Домой приходил поздно, согласный на разные смены. Бригадиром стал. Люди к нему прислушивались, уважали. А Нюра по дому хозяйничала: чисто в нем и уютно. А еще она хорошо шила, шитье давало семье дополнительные средства. Поначалу к ней только соседки приходили: кофточку, платьице простое скроить. Через них появились клиентки, побогаче соседок, любящие «современную линию моды». Пришлось основательно освоить рукоделье. Нюра на курсы пошла, научилась шить как профессиональная портниха. Однако первой заботой оставались Людочка, Коля и дом.
Дочка росла красавицей-умницей: ласковая, заботливая, покладистая, первая помощница матери. Когда родился Гена, она радостно приняла на себя роль старшей сестры. Два года между ними разницы, а кажется, что больше. Люда – ответственная, серьезная, в школе на нее не нахвалятся. Гена – капризный, поминутно требующий родительского внимания. Если игрушку не купишь, сразу на пол бросается, в магазине – дома ли, и в рев: «Купи, купи!». Перед людьми стыдно. В школе на него постоянно жаловались: неусидчивый, лентяй. Хоть туда не ходи – одни жалобы на сына. Нюра и не ходила, отправляла в школу Николая.
– Ты – отец, – убеждала мужа, – с тобой учительница спокойней говорить станет.
И тот не сопротивлялся, в школу ходил: о любимице своей, Людочке, радостно похвалу учительскую слушал, о гордости своей, Геннадии, с учителями советовался, как того дома воспитывать. А еще в свободное время с детьми играл. Во что? В домино и карты, хоть и говорили учителя, что такие игры детям не подходят. Не верил им Николай и так рассуждал:
– Я играл, и дураком не вырос.
Еще любил с детьми на лыжах побегать, да в снежки покидаться.
Летом же ездили всей семьей на родину – в село Высокое.

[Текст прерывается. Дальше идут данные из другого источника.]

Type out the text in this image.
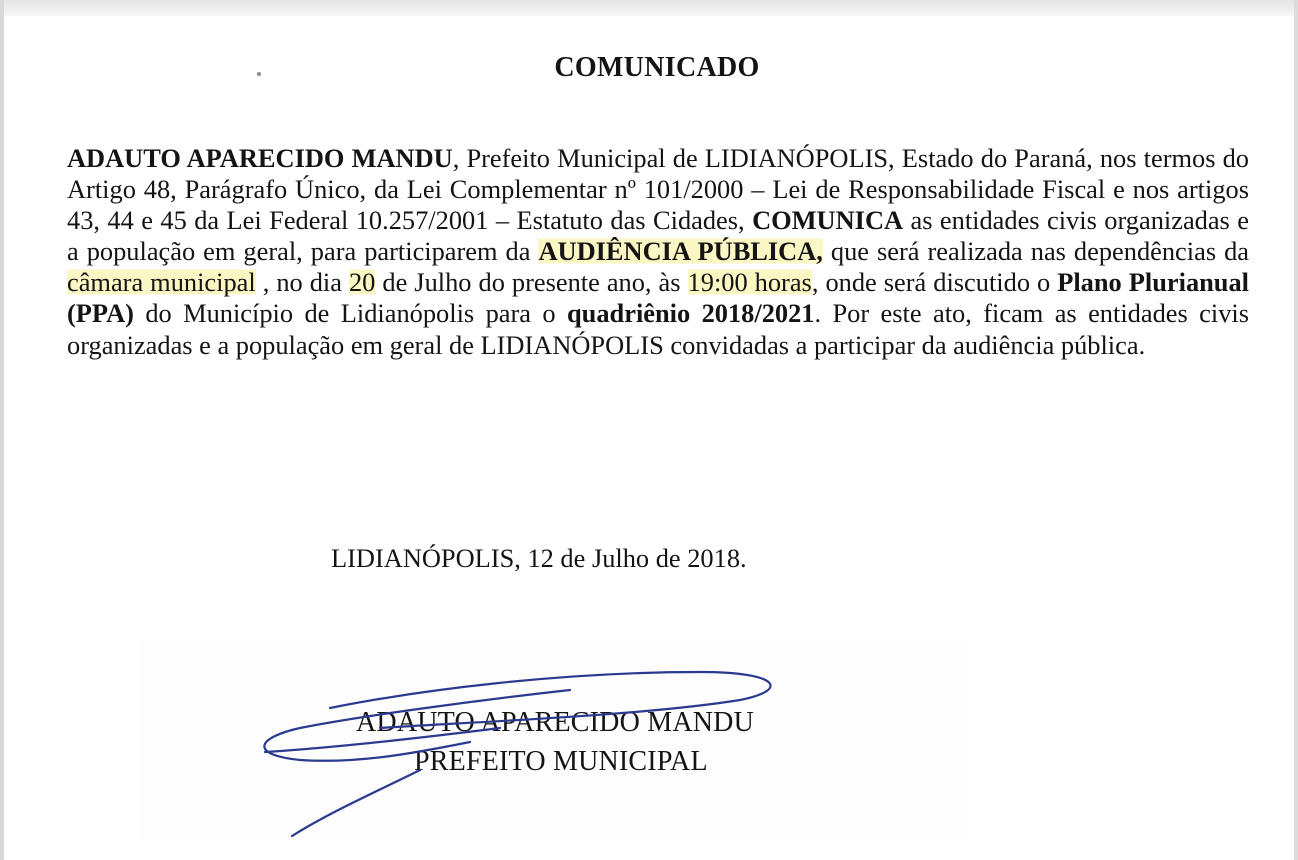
COMUNICADO

ADAUTO APARECIDO MANDU, Prefeito Municipal de LIDIANÓPOLIS, Estado do Paraná, nos termos do Artigo 48, Parágrafo Único, da Lei Complementar nº 101/2000 – Lei de Responsabilidade Fiscal e nos artigos 43, 44 e 45 da Lei Federal 10.257/2001 – Estatuto das Cidades, COMUNICA as entidades civis organizadas e a população em geral, para participarem da AUDIÊNCIA PÚBLICA, que será realizada nas dependências da câmara municipal , no dia 20 de Julho do presente ano, às 19:00 horas, onde será discutido o Plano Plurianual (PPA) do Município de Lidianópolis para o quadriênio 2018/2021. Por este ato, ficam as entidades civis organizadas e a população em geral de LIDIANÓPOLIS convidadas a participar da audiência pública.

LIDIANÓPOLIS, 12 de Julho de 2018.
ADAUTO APARECIDO MANDU
PREFEITO MUNICIPAL
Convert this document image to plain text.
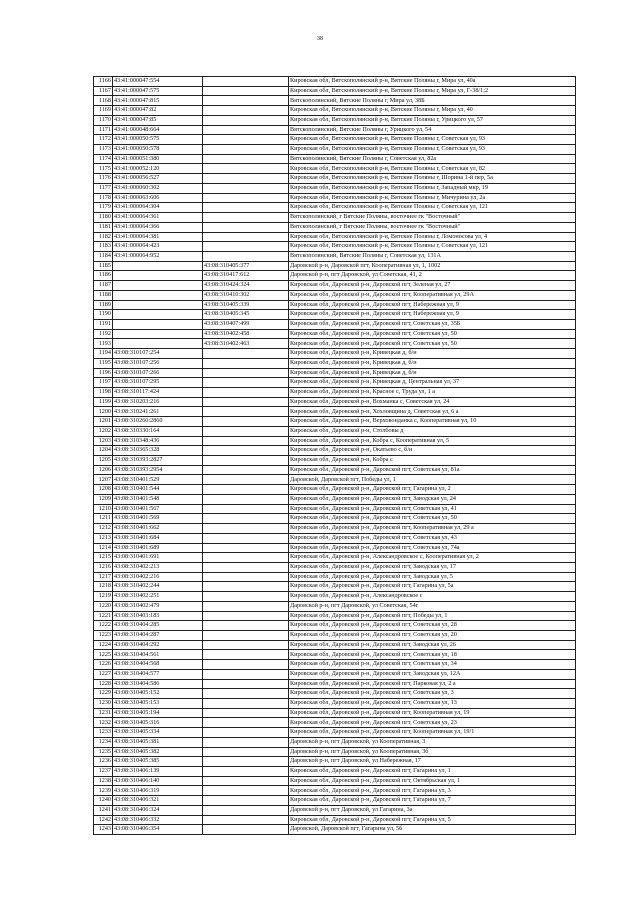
38
1166	43:41:000047:554		Кировская обл, Вятскополянский р-н, Вятские Поляны г, Мира ул, 40а
1167	43:41:000047:575		Кировская обл, Вятскополянский р-н, Вятские Поляны г, Мира ул, Г-38/1;2
1168	43:41:000047:815		Вятскополянский, Вятские Поляны г, Мира ул, 38Б
1169	43:41:000047:82		Кировская обл, Вятскополянский р-н, Вятские Поляны г, Мира ул, 40
1170	43:41:000047:85		Кировская обл, Вятскополянский р-н, Вятские Поляны г, Урицкого ул, 57
1171	43:41:000048:664		Вятскополянский, Вятские Поляны г, Урицкого ул, 54
1172	43:41:000050:575		Кировская обл, Вятскополянский р-н, Вятские Поляны г, Советская ул, 93
1173	43:41:000050:578		Кировская обл, Вятскополянский р-н, Вятские Поляны г, Советская ул, 93
1174	43:41:000051:380		Вятскополянский, Вятские Поляны г, Советская ул, 82а
1175	43:41:000052:120		Кировская обл, Вятскополянский р-н, Вятские Поляны г, Советская ул, 82
1176	43:41:000056:527		Кировская обл, Вятскополянский р-н, Вятские Поляны г, Шорина 1-й пер, 5а
1177	43:41:000060:302		Кировская обл, Вятскополянский р-н, Вятские Поляны г, Западный мкр, 19
1178	43:41:000063:606		Кировская обл, Вятскополянский р-н, Вятские Поляны г, Мичурина ул, 2а
1179	43:41:000064:304		Кировская обл, Вятскополянский р-н, Вятские Поляны г, Советская ул, 121
1180	43:41:000064:361		Вятскополянский, г Вятские Поляны, восточнее гк "Восточный"
1181	43:41:000064:366		Вятскополянский, г Вятские Поляны, восточнее гк "Восточный"
1182	43:41:000064:381		Кировская обл, Вятскополянский р-н, Вятские Поляны г, Ломоносова ул, 4
1183	43:41:000064:423		Кировская обл, Вятскополянский р-н, Вятские Поляны г, Советская ул, 121
1184	43:41:000064:952		Вятскополянский, Вятские Поляны г, Советская ул, 131А
1185		43:08:310405:377	Даровской р-н, Даровской пгт, Кооперативная ул, 1, 1002
1186		43:08:310417:612	Даровской р-н, пгт Даровской, ул Советская, 41, 2
1187		43:08:310424:324	Кировская обл, Даровской р-н, Даровской пгт, Зеленая ул, 27
1188		43:08:310410:302	Кировская обл, Даровской р-н, Даровской пгт, Кооперативная ул, 29А
1189		43:08:310405:339	Кировская обл, Даровской р-н, Даровской пгт, Набережная ул, 9
1190		43:08:310405:345	Кировская обл, Даровской р-н, Даровской пгт, Набережная ул, 9
1191		43:08:310407:499	Кировская обл, Даровской р-н, Даровской пгт, Советская ул, 35Б
1192		43:08:310402:458	Кировская обл, Даровской р-н, Даровской пгт, Советская ул, 50
1193		43:08:310402:463	Кировская обл, Даровской р-н, Даровской пгт, Советская ул, 50
1194	43:08:310107:254		Кировская обл, Даровской р-н, Кривецкая д, б/н
1195	43:08:310107:256		Кировская обл, Даровской р-н, Кривецкая д, б/н
1196	43:08:310107:266		Кировская обл, Даровской р-н, Кривецкая д, б/н
1197	43:08:310107:295		Кировская обл, Даровской р-н, Кривецкая д, Центральная ул, 37
1198	43:08:310117:424		Кировская обл, Даровской р-н, Красное с, Труда ул, 1 а
1199	43:08:310203:216		Кировская обл, Даровской р-н, Вохманка с, Советская ул, 24
1200	43:08:310241:261		Кировская обл, Даровской р-н, Хохловщина д, Советская ул, 6 а
1201	43:08:310260:2860		Кировская обл, Даровской р-н, Верховонданка с, Кооперативная ул, 10
1202	43:08:310330:164		Кировская обл, Даровской р-н, Столбовы д
1203	43:08:310348:436		Кировская обл, Даровской р-н, Кобра с, Кооперативная ул, 5
1204	43:08:310365:328		Кировская обл, Даровской р-н, Окатьево с, б/н
1205	43:08:310393:2827		Кировская обл, Даровской р-н, Кобра с
1206	43:08:310393:2954		Кировская обл, Даровской р-н, Даровской пгт, Советская ул, 81а
1207	43:08:310401:529		Даровской, Даровской пгт, Победы ул, 1
1208	43:08:310401:544		Кировская обл, Даровской р-н, Даровской пгт, Гагарина ул, 2
1209	43:08:310401:548		Кировская обл, Даровской р-н, Даровской пгт, Заводская ул, 24
1210	43:08:310401:567		Кировская обл, Даровской р-н, Даровской пгт, Советская ул, 41
1211	43:08:310401:569		Кировская обл, Даровской р-н, Даровской пгт, Советская ул, 50
1212	43:08:310401:662		Кировская обл, Даровской р-н, Даровской пгт, Кооперативная ул, 29 а
1213	43:08:310401:684		Кировская обл, Даровской р-н, Даровской пгт, Советская ул, 43
1214	43:08:310401:689		Кировская обл, Даровской р-н, Даровской пгт, Советская ул, 74а
1215	43:08:310401:691		Кировская обл, Даровской р-н, Александровское с, Кооперативная ул, 2
1216	43:08:310402:213		Кировская обл, Даровской р-н, Даровской пгт, Заводская ул, 17
1217	43:08:310402:216		Кировская обл, Даровской р-н, Даровской пгт, Заводская ул, 5
1218	43:08:310402:244		Кировская обл, Даровской р-н, Даровской пгт, Гагарина ул, 5а
1219	43:08:310402:251		Кировская обл, Даровской р-н, Александровское с
1220	43:08:310402:479		Даровской р-н, пгт Даровской, ул Советская, 54г
1221	43:08:310403:183		Кировская обл, Даровской р-н, Даровской пгт, Победы ул, 1
1222	43:08:310404:285		Кировская обл, Даровской р-н, Даровской пгт, Советская ул, 28
1223	43:08:310404:287		Кировская обл, Даровской р-н, Даровской пгт, Советская ул, 20
1224	43:08:310404:292		Кировская обл, Даровской р-н, Даровской пгт, Заводская ул, 26
1225	43:08:310404:561		Кировская обл, Даровской р-н, Даровской пгт, Советская ул, 18
1226	43:08:310404:568		Кировская обл, Даровской р-н, Даровской пгт, Советская ул, 34
1227	43:08:310404:577		Кировская обл, Даровской р-н, Даровской пгт, Заводская ул, 12А
1228	43:08:310404:586		Кировская обл, Даровской р-н, Даровской пгт, Парковая ул, 2 а
1229	43:08:310405:152		Кировская обл, Даровской р-н, Даровской пгт, Советская ул, 3
1230	43:08:310405:153		Кировская обл, Даровской р-н, Даровской пгт, Советская ул, 13
1231	43:08:310405:194		Кировская обл, Даровской р-н, Даровской пгт, Кооперативная ул, 19
1232	43:08:310405:316		Кировская обл, Даровской р-н, Даровской пгт, Советская ул, 23
1233	43:08:310405:334		Кировская обл, Даровской р-н, Даровской пгт, Кооперативная ул, 19/1
1234	43:08:310405:381		Даровской р-н, пгт Даровской, ул Кооперативная, 3
1235	43:08:310405:382		Даровской р-н, пгт Даровской, ул Кооперативная, 3б
1236	43:08:310405:385		Даровской р-н, пгт Даровской, ул Набережная, 17
1237	43:08:310406:139		Кировская обл, Даровской р-н, Даровской пгт, Гагарина ул, 1
1238	43:08:310406:140		Кировская обл, Даровской р-н, Даровской пгт, Октябрьская ул, 1
1239	43:08:310406:319		Кировская обл, Даровской р-н, Даровской пгт, Гагарина ул, 3
1240	43:08:310406:321		Кировская обл, Даровской р-н, Даровской пгт, Гагарина ул, 7
1241	43:08:310406:324		Даровской р-н, пгт Даровской, ул Гагарина, 3а
1242	43:08:310406:332		Кировская обл, Даровской р-н, Даровской пгт, Гагарина ул, 5
1243	43:08:310406:354		Даровской, Даровской пгт, Гагарина ул, 5б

Привозили туда городские подарки и сладости. Увозили картошку и садово-огородное богатство. Засолить, замариновать – в этом Нюре не было равных: весь год потом питались, да родительский дом добром вспоминали.
Нюра по селу ходила гордая – себя и детей показывала, рассказывала о своей жизни так, что односельчане в зависти губу прикусывали: «ишь, как Нюрка устроилась!». Только никому не говорила: ее бы воля, вернулась в село – к родной березке у дома, к речке – подружке ее детской, к лесу с высокими деревьями, с грибами и ягодами, с тайными тропами. Николай же быстро освоился в городе, считая, что выбился в люди благодаря городской жизни и своему упорству. Постепенно и Нюра смирилась, привыкла, почитая за благо летом на недельку-другую окунуться в сельскую жизнь, набраться душевных сил, чтобы снова и снова выдерживать городскую маету.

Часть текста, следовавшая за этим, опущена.